Evaluate \(\int \sec \theta d \theta\) using hyperbolic function substitution.
Solution
From the discussion in the last paragraph, we have \[\begin{align} \int \sec \theta d \theta &=\int d u\nonumber \\ &=u+C\nonumber \\ &=\cosh ^{-1}(\sec \theta)+C\label{eq:29} \end{align}\]
We can express this result in the usual form by using the logarithmic form of the inverse hyperbolic cosine, \[\cosh ^{-1} x=\ln \left(x+\sqrt{x^{2}-1}\right) \text {. }\nonumber \] The result is \[\int \sec \theta d \theta=\ln (\sec \theta+\tan \theta) .\nonumber \]
This example was fairly simple using the transformation \(\sec \theta=\cosh u\). Another common integral that arises often is integrations of \(\sec ^{3} \theta\). In a typical calculus class this integral is evaluated using integration by parts. However. that leads to a tricky manipulation that is a bit scary the first time it is encountered (and probably upon several more encounters.) In the next example, we will show how hyperbolic function substitution is simpler.
Evaluate \(\int \sec ^{3} \theta d \theta\) using hyperbolic function substitution.
Solution
First, we consider the transformation \(\sec \theta=\cosh u\) with \(d \theta=\frac{d u}{\cosh u}\). Then, \[\int \sec ^{3} \theta d \theta=\int \frac{d u}{\cosh u} .\nonumber \] This integral was done in Example \(\PageIndex{4}\), leading to \[\int \sec ^{3} \theta d \theta=2 \tan ^{-1} e^{u}+C .\nonumber \]
While correct, this is not the form usually encountered. Instead, we make the slightly different transformation \(\tan \theta=\sinh u\).

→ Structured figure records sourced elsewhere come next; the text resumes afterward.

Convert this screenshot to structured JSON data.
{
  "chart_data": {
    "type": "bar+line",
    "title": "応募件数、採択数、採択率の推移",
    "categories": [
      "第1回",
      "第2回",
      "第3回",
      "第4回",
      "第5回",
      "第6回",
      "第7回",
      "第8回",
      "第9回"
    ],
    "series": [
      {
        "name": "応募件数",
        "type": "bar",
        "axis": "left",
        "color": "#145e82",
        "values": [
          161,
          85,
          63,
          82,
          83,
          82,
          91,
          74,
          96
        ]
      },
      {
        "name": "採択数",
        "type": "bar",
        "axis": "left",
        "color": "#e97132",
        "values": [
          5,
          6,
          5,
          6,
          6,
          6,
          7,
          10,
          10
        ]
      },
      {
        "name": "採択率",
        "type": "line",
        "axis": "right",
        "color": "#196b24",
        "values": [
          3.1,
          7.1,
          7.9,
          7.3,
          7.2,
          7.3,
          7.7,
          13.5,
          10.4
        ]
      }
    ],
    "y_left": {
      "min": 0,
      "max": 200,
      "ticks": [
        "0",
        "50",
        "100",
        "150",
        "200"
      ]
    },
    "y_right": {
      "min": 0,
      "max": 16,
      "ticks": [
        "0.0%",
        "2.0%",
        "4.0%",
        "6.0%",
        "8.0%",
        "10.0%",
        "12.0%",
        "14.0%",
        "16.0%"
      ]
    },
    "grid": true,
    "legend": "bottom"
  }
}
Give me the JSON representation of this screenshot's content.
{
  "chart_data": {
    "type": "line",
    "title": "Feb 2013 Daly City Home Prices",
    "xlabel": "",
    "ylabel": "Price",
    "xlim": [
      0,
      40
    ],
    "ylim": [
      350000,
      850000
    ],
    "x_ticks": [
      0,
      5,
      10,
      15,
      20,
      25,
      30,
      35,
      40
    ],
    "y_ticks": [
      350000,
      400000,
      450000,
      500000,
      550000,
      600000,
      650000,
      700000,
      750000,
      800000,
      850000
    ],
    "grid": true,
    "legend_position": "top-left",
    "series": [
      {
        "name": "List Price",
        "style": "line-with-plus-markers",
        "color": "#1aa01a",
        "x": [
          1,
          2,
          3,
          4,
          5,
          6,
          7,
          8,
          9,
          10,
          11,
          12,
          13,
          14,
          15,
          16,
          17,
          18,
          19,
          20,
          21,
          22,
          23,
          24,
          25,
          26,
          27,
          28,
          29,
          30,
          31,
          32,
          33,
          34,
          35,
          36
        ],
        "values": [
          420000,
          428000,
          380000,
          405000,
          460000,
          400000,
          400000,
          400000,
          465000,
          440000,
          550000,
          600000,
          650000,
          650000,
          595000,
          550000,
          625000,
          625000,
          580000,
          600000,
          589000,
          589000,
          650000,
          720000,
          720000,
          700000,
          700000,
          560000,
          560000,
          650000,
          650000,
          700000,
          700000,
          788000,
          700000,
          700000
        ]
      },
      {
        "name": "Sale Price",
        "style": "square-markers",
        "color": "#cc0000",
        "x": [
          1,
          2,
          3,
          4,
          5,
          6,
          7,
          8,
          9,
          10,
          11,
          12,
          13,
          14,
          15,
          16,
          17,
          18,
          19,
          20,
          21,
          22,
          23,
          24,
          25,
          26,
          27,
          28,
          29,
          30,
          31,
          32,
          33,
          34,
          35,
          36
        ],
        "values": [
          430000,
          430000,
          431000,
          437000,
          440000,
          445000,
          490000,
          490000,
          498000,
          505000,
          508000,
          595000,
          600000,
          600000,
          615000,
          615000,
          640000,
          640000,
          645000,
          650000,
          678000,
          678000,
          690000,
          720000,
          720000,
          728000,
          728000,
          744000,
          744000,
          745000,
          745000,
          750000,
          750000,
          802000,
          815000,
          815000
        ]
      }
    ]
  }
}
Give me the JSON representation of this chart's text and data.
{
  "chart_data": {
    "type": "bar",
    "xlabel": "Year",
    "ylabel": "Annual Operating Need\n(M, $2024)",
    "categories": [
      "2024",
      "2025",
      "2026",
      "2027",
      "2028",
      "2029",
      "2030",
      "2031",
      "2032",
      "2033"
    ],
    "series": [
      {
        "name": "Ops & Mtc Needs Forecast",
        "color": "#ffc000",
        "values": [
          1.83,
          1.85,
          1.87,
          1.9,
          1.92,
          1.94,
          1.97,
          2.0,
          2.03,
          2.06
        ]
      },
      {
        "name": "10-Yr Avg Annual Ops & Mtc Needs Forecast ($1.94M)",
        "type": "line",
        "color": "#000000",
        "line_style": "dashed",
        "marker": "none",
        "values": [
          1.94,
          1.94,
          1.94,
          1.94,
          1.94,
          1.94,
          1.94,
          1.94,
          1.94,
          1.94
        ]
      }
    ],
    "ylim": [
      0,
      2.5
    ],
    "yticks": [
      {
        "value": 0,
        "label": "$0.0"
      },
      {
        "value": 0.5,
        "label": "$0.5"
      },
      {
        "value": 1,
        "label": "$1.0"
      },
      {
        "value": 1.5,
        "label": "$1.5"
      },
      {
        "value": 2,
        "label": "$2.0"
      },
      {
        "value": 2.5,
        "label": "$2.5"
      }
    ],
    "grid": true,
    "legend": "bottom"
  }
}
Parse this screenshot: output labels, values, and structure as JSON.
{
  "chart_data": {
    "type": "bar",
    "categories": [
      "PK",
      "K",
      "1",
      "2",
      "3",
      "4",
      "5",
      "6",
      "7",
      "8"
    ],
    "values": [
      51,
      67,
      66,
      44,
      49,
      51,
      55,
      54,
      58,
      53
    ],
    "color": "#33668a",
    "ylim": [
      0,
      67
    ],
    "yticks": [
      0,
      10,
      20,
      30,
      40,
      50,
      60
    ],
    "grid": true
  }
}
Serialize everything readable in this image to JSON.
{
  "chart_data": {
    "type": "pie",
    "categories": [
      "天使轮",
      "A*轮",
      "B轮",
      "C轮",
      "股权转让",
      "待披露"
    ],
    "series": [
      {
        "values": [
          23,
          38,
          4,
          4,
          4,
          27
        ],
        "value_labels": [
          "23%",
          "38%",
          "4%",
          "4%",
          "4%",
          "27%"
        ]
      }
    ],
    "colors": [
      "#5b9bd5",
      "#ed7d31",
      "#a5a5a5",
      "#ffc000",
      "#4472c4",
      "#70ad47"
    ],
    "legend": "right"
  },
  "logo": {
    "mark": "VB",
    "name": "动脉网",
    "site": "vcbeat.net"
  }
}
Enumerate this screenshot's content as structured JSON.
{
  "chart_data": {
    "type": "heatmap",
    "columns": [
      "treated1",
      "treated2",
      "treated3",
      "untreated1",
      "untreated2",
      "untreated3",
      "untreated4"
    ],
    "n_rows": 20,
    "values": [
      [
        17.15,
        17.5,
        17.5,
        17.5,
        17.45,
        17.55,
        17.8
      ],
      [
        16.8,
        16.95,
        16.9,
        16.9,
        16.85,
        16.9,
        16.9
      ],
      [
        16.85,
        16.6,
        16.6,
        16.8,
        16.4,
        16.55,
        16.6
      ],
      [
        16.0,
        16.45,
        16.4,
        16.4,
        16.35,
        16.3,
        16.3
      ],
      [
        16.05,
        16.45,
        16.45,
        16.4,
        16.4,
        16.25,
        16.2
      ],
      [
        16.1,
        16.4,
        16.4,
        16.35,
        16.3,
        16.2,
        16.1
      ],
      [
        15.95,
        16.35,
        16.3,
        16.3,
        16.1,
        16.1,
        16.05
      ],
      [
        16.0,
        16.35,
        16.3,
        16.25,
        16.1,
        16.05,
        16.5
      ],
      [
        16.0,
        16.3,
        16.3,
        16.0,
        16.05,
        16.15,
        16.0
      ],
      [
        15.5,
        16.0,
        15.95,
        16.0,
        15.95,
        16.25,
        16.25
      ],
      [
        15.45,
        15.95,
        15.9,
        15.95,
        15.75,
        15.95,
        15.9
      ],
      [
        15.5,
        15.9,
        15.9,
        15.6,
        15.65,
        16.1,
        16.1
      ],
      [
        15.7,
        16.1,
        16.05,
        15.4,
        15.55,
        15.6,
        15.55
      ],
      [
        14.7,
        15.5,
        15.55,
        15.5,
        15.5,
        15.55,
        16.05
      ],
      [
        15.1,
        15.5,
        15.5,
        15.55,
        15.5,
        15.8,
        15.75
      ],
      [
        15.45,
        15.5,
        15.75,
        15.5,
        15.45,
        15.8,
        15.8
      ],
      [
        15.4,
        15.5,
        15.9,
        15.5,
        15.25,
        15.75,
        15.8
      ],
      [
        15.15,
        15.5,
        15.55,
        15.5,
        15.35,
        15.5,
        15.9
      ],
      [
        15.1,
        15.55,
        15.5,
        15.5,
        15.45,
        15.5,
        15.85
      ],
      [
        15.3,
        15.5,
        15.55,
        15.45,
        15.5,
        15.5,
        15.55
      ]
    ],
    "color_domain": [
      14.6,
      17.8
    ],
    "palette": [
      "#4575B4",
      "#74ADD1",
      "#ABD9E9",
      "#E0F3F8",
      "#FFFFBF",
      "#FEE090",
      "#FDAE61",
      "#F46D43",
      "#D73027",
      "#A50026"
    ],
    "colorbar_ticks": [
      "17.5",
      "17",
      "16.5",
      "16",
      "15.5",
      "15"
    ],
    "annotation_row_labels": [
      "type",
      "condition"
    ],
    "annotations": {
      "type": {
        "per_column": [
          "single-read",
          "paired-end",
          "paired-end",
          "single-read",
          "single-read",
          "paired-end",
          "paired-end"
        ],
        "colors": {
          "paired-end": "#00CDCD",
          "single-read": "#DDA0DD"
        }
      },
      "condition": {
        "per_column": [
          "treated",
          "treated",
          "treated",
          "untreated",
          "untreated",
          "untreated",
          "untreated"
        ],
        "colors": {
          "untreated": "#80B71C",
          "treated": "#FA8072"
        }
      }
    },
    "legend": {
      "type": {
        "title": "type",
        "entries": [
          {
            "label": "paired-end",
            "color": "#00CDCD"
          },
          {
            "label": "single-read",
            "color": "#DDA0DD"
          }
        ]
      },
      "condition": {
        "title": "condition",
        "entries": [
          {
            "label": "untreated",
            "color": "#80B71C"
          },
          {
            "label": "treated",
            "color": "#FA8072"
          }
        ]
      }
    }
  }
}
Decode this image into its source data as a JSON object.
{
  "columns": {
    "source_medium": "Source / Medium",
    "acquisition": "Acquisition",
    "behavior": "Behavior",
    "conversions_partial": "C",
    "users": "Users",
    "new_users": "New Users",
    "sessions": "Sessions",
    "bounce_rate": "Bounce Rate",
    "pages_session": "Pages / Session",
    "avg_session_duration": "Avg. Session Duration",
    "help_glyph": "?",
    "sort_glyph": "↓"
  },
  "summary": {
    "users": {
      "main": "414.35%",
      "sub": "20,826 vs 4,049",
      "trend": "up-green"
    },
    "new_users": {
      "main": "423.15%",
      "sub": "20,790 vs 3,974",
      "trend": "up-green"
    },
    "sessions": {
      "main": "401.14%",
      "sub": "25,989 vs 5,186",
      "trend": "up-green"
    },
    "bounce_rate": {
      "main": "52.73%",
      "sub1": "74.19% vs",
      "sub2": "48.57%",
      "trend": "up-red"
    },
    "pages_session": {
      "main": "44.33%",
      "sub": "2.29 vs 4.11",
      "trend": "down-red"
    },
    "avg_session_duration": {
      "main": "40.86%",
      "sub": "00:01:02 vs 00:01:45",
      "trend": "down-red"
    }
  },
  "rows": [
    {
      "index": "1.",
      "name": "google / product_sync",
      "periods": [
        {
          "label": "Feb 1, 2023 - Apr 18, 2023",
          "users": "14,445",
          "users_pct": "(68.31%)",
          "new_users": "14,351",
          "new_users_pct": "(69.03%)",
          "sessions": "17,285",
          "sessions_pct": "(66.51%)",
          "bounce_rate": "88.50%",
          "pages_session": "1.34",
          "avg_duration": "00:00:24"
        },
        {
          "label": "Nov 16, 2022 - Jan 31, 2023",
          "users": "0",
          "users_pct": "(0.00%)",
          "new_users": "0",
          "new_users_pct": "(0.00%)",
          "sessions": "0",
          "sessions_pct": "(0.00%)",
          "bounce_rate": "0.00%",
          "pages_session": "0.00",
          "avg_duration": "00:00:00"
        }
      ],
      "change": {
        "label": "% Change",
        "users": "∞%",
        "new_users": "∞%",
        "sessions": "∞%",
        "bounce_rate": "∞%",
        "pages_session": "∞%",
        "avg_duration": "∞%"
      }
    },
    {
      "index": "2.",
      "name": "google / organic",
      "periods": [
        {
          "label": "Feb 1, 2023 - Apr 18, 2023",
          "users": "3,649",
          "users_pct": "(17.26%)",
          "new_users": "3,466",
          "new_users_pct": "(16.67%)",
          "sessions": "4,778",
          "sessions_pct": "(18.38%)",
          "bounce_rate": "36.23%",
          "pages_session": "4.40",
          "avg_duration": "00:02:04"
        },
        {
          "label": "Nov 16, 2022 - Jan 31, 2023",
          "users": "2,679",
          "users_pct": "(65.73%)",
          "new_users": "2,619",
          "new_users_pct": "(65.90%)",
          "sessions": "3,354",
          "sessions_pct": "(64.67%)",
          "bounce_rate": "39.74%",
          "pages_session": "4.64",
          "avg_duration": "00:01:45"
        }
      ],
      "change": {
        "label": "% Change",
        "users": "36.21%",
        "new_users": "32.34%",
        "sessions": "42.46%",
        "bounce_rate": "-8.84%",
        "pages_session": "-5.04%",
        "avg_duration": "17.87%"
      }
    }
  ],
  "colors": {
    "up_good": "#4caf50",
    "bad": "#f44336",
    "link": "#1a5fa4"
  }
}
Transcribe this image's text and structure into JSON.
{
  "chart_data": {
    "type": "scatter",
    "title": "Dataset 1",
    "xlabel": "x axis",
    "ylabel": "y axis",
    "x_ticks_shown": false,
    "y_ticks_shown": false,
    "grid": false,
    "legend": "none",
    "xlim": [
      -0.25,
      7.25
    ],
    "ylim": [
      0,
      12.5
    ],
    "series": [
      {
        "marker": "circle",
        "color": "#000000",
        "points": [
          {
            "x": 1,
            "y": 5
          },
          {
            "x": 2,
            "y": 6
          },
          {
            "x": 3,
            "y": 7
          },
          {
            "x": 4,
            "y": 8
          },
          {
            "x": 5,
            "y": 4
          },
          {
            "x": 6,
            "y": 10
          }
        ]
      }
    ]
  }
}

Since \(\sec ^{2} \theta=1+\tan ^{2} \theta\), we find \(\sec \theta=\cosh u\). As before, we find \[d \theta=\frac{d u}{\cosh u} .\nonumber \] Using this transformation and several identities, the integral becomes \[\begin{align}\int \sec ^{3} \theta d \theta &=\int \cosh ^{2} u d u\nonumber \\ &=\frac{1}{2} \int(1+\cosh 2 u) d u\nonumber \\ &=\frac{1}{2}\left(u+\frac{1}{2} \sinh 2 u\right)\nonumber \\ &=\frac{1}{2}(u+\sinh u \cosh u)\nonumber \\ &=\frac{1}{2}\left(\cosh ^{-1}(\sec \theta)+\tan \theta \sec \theta\right)\nonumber \\ &=\frac{1}{2}(\sec \theta \tan \theta+\ln (\sec \theta+\tan \theta)) .\label{eq:30} \end{align}\]
There are many other integration methods, some of which we will visit in other parts of the book, such as partial fraction decomposition and numerical integration. Another topic which we will revisit is power series.